We think plant hire specialist Vp falls into this camp. Today saying that revenues had climbed from 55% of pre-Covid levels back in April, to 80% in July - and were now running at circa 85%. Not surprisingly though, the pace of recovery has softened due to recent Covid related conditions.
They have prudently said that 17 (or <7%) of its 250+ depots (120 mothballed) would close, resulting in 150 redundancies. Leading to we ‘guesstimate’ an approx one-off cash cost of between £2m-£4m, yet equally generating a similar level of annualised savings from FY22 onwards.

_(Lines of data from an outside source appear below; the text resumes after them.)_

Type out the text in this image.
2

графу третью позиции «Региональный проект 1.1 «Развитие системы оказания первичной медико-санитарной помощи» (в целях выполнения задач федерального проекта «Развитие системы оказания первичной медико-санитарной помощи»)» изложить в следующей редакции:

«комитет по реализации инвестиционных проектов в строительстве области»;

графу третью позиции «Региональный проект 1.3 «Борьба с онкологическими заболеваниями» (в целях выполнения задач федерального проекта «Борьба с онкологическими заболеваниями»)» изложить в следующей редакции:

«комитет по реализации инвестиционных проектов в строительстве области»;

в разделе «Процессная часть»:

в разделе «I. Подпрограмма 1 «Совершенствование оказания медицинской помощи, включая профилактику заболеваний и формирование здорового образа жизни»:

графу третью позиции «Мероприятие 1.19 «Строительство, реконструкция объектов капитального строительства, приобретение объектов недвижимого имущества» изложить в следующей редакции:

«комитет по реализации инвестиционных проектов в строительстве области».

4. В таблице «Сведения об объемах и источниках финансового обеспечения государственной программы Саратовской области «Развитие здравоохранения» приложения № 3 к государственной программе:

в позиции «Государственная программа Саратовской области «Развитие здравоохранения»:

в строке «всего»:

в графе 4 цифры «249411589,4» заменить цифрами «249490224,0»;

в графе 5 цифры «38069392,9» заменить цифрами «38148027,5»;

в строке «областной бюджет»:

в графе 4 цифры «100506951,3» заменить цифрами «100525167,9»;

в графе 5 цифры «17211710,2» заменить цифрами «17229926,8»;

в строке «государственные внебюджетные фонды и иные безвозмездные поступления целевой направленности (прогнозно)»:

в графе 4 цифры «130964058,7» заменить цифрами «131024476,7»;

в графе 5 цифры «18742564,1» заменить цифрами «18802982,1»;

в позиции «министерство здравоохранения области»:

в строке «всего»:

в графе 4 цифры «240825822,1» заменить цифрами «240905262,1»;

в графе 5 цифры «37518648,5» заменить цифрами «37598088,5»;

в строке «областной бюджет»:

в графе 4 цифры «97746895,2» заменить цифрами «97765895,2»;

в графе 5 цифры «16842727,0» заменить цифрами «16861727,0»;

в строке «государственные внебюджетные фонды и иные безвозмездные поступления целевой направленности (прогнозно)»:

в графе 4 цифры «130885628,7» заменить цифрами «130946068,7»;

In H1 alone, the group generated £41m of cashflow (split +£22m Q1 & +£19m Q2) thanks to tight working capital management, deferral of VAT/rent/rates, staff furloughing and a material reduction in costs, salaries & fleet capex. With net debt closing Sept at £118.7m vs £159.8m in Mar’20.
All told, meaning that to us at 650p there appears to be significant potential upside for patient investors. With the shares trading on modest FY’20 multiples of 7.2x PER, 1.5x Price:Book and 3.9x EV/EBITDA.